Il Tribunale,  infine, ha accolto la domanda risarcitoria dell’imprenditore che ha versato la somma ritenendo che, pur a fronte della punibilità del soggetto indotto attualmente prevista dall’art. 319-quater, co. 2, c.p., non verrebbe meno il diritto alla restituzione e al risarcimento del danno a favore di colui che, al momento della commissione del fatto, era da considerarsi persona offesa dal reato, al quale non può applicarsi la nuova disposizione, perché più sfavorevole.

La Corte d’Appello dichiara infondato sia l’appello del P.M., che censurava la sentenza impugnata per la mancata qualificazione del fatto come concussione nonostante nella prospettazione dell’Assessore fossero ravvisabili gli estremi della minaccia di un male ingiusto, sia quello dell’imputato, che — oltre a sollevare diverse questioni processuali inerenti le dichiarazioni testimoniali — chiedeva l’assoluzione per non aver commesso il fatto ovvero, in via subordinata, la riqualificazione dello stesso nei delitti di corruzione propria e finanziamento illecito ai partiti politici o, infine, la riduzione della pena applicata, anche in virtù di un diverso giudizio di bilanciamento delle circostanze.

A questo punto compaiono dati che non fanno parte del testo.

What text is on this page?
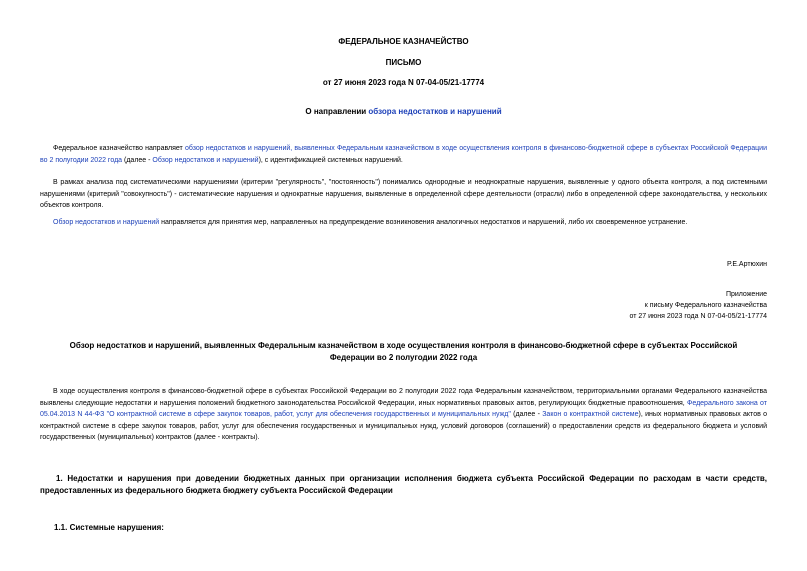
ФЕДЕРАЛЬНОЕ КАЗНАЧЕЙСТВО
ПИСЬМО
от 27 июня 2023 года N 07-04-05/21-17774
О направлении обзора недостатков и нарушений
Федеральное казначейство направляет обзор недостатков и нарушений, выявленных Федеральным казначейством в ходе осуществления контроля в финансово-бюджетной сфере в субъектах Российской Федерации во 2 полугодии 2022 года (далее - Обзор недостатков и нарушений), с идентификацией системных нарушений.
В рамках анализа под систематическими нарушениями (критерии "регулярность", "постоянность") понимались однородные и неоднократные нарушения, выявленные у одного объекта контроля, а под системными нарушениями (критерий "совокупность") - систематические нарушения и однократные нарушения, выявленные в определенной сфере деятельности (отрасли) либо в определенной сфере законодательства, у нескольких объектов контроля.
Обзор недостатков и нарушений направляется для принятия мер, направленных на предупреждение возникновения аналогичных недостатков и нарушений, либо их своевременное устранение.
Р.Е.Артюхин
Приложение
к письму Федерального казначейства
от 27 июня 2023 года N 07-04-05/21-17774
Обзор недостатков и нарушений, выявленных Федеральным казначейством в ходе осуществления контроля в финансово-бюджетной сфере в субъектах Российской Федерации во 2 полугодии 2022 года
В ходе осуществления контроля в финансово-бюджетной сфере в субъектах Российской Федерации во 2 полугодии 2022 года Федеральным казначейством, территориальными органами Федерального казначейства выявлены следующие недостатки и нарушения положений бюджетного законодательства Российской Федерации, иных нормативных правовых актов, регулирующих бюджетные правоотношения, Федерального закона от 05.04.2013 N 44-ФЗ "О контрактной системе в сфере закупок товаров, работ, услуг для обеспечения государственных и муниципальных нужд" (далее - Закон о контрактной системе), иных нормативных правовых актов о контрактной системе в сфере закупок товаров, работ, услуг для обеспечения государственных и муниципальных нужд, условий договоров (соглашений) о предоставлении средств из федерального бюджета и условий государственных (муниципальных) контрактов (далее - контракты).
1. Недостатки и нарушения при доведении бюджетных данных при организации исполнения бюджета субъекта Российской Федерации по расходам в части средств, предоставленных из федерального бюджета бюджету субъекта Российской Федерации
1.1. Системные нарушения:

Viene confermata, quindi, la motivazione della sentenza di primo grado che viene riformata solo in ragione della intervenuta prescrizione del reato contestato.

I profili di maggiore interesse della decisione in esame riguardano il percorso motivazionale seguito dalla Corte per confermare la sussunzione del fatto nella fattispecie di induzione indebita. In particolare, i giudici, dopo aver richiamato il criterio discretivo tra concussione e induzione elaborato dalla nota pronuncia delle Sezioni unite sul tema, ritengono che nel caso di specie la condotta dell’imputato sia consistita in una pressione non irresistibile, che ha lasciato all’imprenditore «un significativo margine di autodeterminazione, collegato al perseguimento di un vantaggio da parte di quest’ultimo, in relazione alla stipula del contratto definitivo per la gara presso l’Ospedale San Giovanni Addolorata, oltre che ad un generale miglioramento dei rapporti lavorativi con la Giunta Regionale».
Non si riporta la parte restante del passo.